In May it was revealed that Neptune had made a bid for the carbon storage licences around its Cygnus gas hub in the Southern North Sea for the project, with decisions on that to be made within six months.
Neptune said the CO2 shipping solution could be ready as soon as 2025, with the blue hydrogen and power generation elements following in 2027.
Director of New Energy, Pierre Girard, said: “Our experience in delivering offshore projects which are technically similar to the CCS offering at DelpHYnus is complemented by the expertise of our partners.
“As one of the UK’s lowest carbon gas producers, we are well placed to develop this project at pace with the potential to deliver an operational CCS hub as early as 2025 for shipped CO2 and large scale blue hydrogen as early as 2027, helping meet the ambitions set by the UK government in its 10-point plan.
“Geographically, the location of the project is significant and can drive the creation of a low-carbon hub around our existing Cygnus facility to deliver further decarbonisation opportunities.”
Neptune said that, given its success with the L10 CCS development in the Netherlands, this project could create an “obvious link”, potentially offering additional capacity for emitters in the Dutch sector.
Also, in the Dutch North Sea, Neptune is a partner in the PosHYdon project, through which electricity generated by offshore wind turbines will be used to power a hydrogen plant on its Q13a platform, converting seawater into demineralised water, then into hydrogen via electrolysis.

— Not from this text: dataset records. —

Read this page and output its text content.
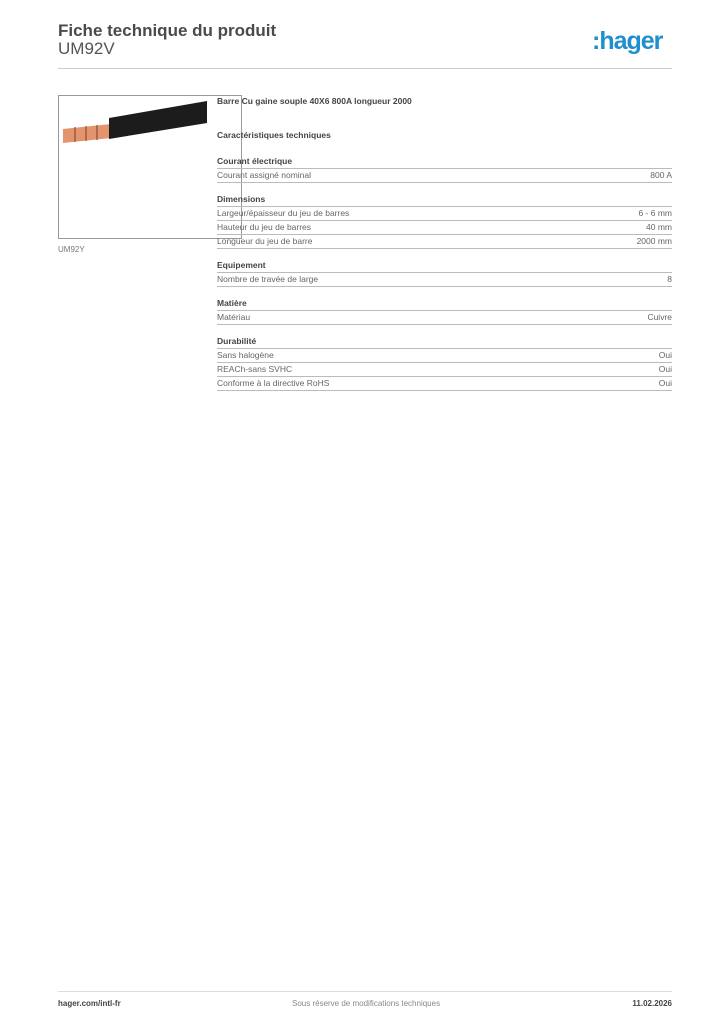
Fiche technique du produit
UM92V	:hager
UM92Y
Barre Cu gaine souple 40X6 800A longueur 2000
Caractéristiques techniques
Courant électrique
Courant assigné nominal	800 A
Dimensions
Largeur/épaisseur du jeu de barres	6 - 6 mm
Hauteur du jeu de barres	40 mm
Longueur du jeu de barre	2000 mm
Equipement
Nombre de travée de large	8
Matière
Matériau	Cuivre
Durabilité
Sans halogène	Oui
REACh-sans SVHC	Oui
Conforme à la directive RoHS	Oui
hager.com/intl-fr	Sous réserve de modifications techniques	11.02.2026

Worley has been hired to carry out conceptual engineering for a normally unmanned offshore installation to serve the DelpHYnus project.
Neptune said it has worked with a specialist firm, which hasn’t been named, on the subsea manifold and CCS pipeline.
It is also working with an unnamed consultancy to study costs, time estimates and the planning processes relating to the onshore portion, the blue hydrogen plant, the powerplant and pipelines between Theddlethorpe terminal and the South Humber area.
Goal7, an expert in the development of sustainable, clean and affordable energy, has been supporting Neptune on coordination of the project, including expertise and research into the latest relevant development and technologies.